Parara agora as palavras e no silêncio que ficou no ar olhou-me, de novo, com aqueles seus brilhantes e redondos olhos.
No entanto – insistia de novo – de uma coisa tenho a certeza: os meus pés não têm culpa dos crimes cometidos nas salas de reuniões deste país. E eu jamais serei uma mera proposta de qualquer coisa que não foi aceite em assembleia. Não, irei continuar a protestar muito ao meu redor, a bater no quadrado de chão que me é permitido – como aquelas crianças que com teimosia não querem tudo o que lhe dão – irei continuar a simular tumultos contra mim mesmo, enfrentar-me ao mais vil que de mim há.. e ser rapidamente dispersado por falta de condição física.

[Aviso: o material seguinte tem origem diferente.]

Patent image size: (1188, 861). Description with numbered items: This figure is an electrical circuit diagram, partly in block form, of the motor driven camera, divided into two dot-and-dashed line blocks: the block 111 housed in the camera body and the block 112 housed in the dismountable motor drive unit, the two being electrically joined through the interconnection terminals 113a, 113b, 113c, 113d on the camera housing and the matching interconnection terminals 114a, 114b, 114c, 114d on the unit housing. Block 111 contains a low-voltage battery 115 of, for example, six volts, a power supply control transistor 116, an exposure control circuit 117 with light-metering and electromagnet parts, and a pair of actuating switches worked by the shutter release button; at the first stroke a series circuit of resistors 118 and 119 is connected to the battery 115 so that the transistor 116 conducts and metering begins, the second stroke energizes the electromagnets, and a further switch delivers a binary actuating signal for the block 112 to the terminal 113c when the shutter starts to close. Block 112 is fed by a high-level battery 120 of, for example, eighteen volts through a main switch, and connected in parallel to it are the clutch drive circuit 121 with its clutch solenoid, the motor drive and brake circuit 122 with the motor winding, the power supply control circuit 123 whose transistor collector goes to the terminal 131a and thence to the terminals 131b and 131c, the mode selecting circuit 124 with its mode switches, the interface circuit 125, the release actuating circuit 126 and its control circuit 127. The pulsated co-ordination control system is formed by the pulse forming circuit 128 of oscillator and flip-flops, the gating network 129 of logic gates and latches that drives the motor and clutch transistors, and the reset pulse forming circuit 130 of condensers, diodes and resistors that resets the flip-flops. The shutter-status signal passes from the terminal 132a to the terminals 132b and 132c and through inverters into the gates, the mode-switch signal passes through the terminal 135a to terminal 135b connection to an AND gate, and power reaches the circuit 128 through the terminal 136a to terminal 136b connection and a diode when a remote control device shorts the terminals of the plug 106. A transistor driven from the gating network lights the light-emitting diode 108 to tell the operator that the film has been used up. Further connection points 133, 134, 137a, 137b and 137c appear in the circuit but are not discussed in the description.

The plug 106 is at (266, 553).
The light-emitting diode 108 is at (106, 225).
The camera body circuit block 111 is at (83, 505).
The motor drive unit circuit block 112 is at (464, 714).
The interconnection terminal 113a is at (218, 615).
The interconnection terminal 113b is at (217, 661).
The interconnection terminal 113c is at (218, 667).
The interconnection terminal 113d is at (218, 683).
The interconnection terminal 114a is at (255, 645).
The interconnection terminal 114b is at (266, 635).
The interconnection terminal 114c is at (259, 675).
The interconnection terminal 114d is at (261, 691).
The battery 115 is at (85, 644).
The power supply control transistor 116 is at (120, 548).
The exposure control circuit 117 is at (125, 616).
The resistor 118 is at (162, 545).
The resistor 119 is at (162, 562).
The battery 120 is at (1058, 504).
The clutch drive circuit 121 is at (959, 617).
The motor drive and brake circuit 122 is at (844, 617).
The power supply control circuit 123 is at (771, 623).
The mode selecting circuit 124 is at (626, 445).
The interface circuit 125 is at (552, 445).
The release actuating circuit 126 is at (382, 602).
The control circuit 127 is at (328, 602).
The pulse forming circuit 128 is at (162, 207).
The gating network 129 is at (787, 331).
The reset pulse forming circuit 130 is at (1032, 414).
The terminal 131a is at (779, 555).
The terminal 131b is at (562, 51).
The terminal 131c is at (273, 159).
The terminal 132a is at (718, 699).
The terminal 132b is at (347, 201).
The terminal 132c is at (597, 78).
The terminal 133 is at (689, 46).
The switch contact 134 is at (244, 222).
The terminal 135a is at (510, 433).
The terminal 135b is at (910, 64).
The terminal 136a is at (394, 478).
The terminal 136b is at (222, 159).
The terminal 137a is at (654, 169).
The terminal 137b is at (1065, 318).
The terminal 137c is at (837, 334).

Lá no fundo, cansar-me-ei de explicar que não vim cá por ser fim-de-semana!… – voltou a silenciar-se por um momento. Mas quanto a ser poeta, deixa-me dizer-lhe que isso foi algo que inventaram um dia para eu poder passar na porta de um bar onde só era permitida a entrada a estrangeiros, estrangeiros, diga-se, com um bom comprimento de onda, com um bom nível de altura.
Imagino então que esteja desempregado? – perguntei
Desensolto.
Como assim?
Alguém que é solto, que vive à solta, em liberdade. Ou seja, um desempregado do mundo não propriamente de mim.
Vive muito então?
Absolutamente. Isto no fundo não é um problema de portugueses nem de poetas mas sim de quem fuma muito, claro está.

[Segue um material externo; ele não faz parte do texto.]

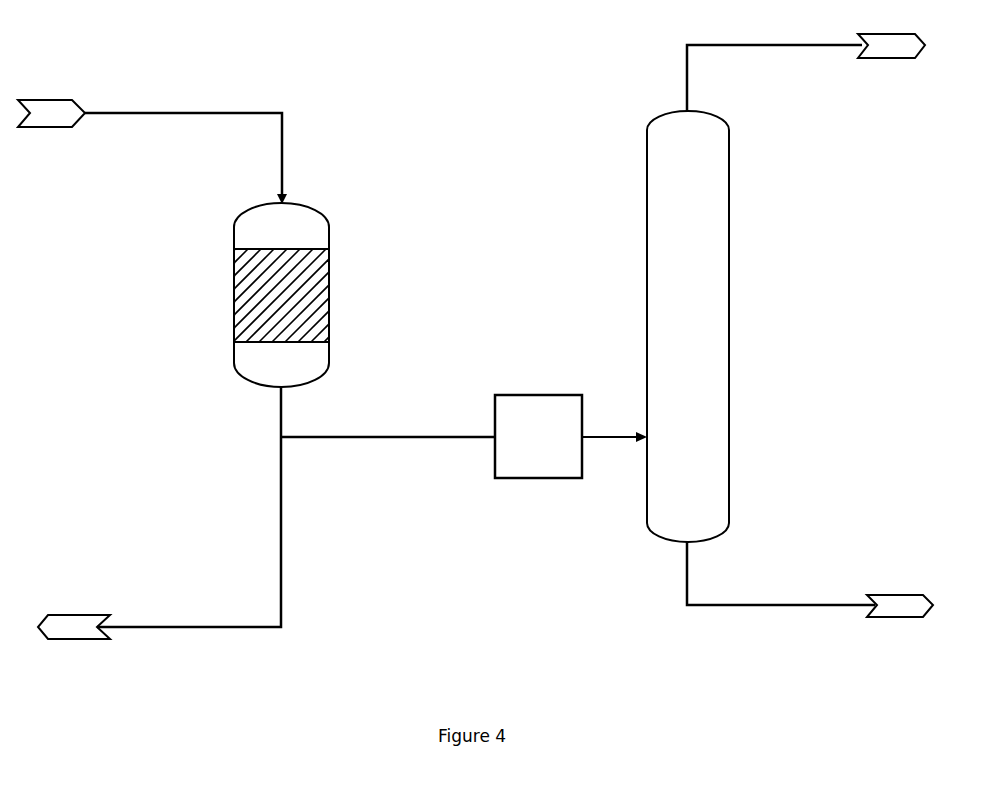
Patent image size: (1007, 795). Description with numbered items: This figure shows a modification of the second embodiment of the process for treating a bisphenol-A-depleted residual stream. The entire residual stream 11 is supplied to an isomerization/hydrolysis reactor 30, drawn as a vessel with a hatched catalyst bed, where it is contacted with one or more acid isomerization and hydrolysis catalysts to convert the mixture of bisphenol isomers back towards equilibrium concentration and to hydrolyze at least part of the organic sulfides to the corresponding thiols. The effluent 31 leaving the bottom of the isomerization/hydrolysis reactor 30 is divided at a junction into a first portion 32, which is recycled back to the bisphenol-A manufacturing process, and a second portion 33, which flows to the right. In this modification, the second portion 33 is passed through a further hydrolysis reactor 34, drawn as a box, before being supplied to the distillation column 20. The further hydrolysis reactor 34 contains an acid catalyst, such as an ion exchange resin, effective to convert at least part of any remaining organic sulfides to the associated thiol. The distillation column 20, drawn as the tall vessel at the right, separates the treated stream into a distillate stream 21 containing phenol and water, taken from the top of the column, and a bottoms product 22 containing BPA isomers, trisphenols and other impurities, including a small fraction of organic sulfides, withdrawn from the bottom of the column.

The residual stream 11 is at (152, 145).
The distillation column 20 is at (706, 326).
The distillate stream 21 is at (806, 68).
The bottoms product 22 is at (810, 579).
The isomerization/hydrolysis reactor 30 is at (279, 295).
The effluent 31 is at (278, 412).
The first portion 32 is at (280, 523).
The second portion 33 is at (413, 433).
The further hydrolysis reactor 34 is at (538, 478).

Apertei-lhe a mão com calma e ele perguntou-me as horas como se atrasado para um qualquer encontro estivesse. Não tenho horas – respondi. Deteve-se. Apontou num papel algo que retirara do bolso das calças e saiu pela porta como se já não tivesse tempo, como se já não existisse, como se fosse um poeta muito português.